Der einz'ge Vorteil—doch der soll entscheiden!—
Ist, daß Euch Ottokar, und jene Habsburg führt.
(Er tritt an den Tisch und, mit der rechten Hand daraufgestemmt,
betrachtet er die vor sich liegende Karte.)
Zawisch.
Der Sieg ist unser, glaubt mir das, Herr Kanzler!
Kanzler.
Und wenn auch! was ist noch damit gewonnen?
Ihr schlagt den Kaiser heut, und übers Jahr
Kommt er herab mit einem neuen Heer.
Die Lande sind nun einmal mißvergnügt,
Bereit zu Aufstand und zu Meuterei,
Sie rufen Euch die Deutschen, eh' Ihr's denkt.

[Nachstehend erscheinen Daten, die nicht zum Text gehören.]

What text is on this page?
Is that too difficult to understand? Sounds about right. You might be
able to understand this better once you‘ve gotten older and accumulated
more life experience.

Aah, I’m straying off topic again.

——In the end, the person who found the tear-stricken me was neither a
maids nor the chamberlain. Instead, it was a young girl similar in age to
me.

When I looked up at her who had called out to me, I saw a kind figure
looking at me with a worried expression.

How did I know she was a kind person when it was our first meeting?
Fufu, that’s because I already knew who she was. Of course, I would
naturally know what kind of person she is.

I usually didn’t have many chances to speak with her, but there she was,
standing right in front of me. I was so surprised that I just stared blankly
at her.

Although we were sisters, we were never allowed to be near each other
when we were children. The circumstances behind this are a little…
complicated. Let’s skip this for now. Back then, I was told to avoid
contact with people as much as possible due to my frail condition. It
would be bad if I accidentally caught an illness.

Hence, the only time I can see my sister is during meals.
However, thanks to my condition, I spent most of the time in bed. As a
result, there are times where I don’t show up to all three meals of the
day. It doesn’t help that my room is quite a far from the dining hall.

Und stirbt auch Rudolf, fällt er in der Schlacht;
Ein andrer Kaiser fodert Euch dasselbe,
Und ewig währt der Unfried' mit dem Reich.
Zawisch.
Was mehr?
Zawisch.
Was mehr?
Kanzler.
Was mehr?—Und rechnet Ihr für nichts
Das Unheil und die Greuel in dem Land?
Die Saat zerstampft, die Wohnungen verbrannt,
Die Menschen hingeschlachtet wie—daß Gott!
Schämt Euch, Herr Rosenberg, daß Ihr so sprecht!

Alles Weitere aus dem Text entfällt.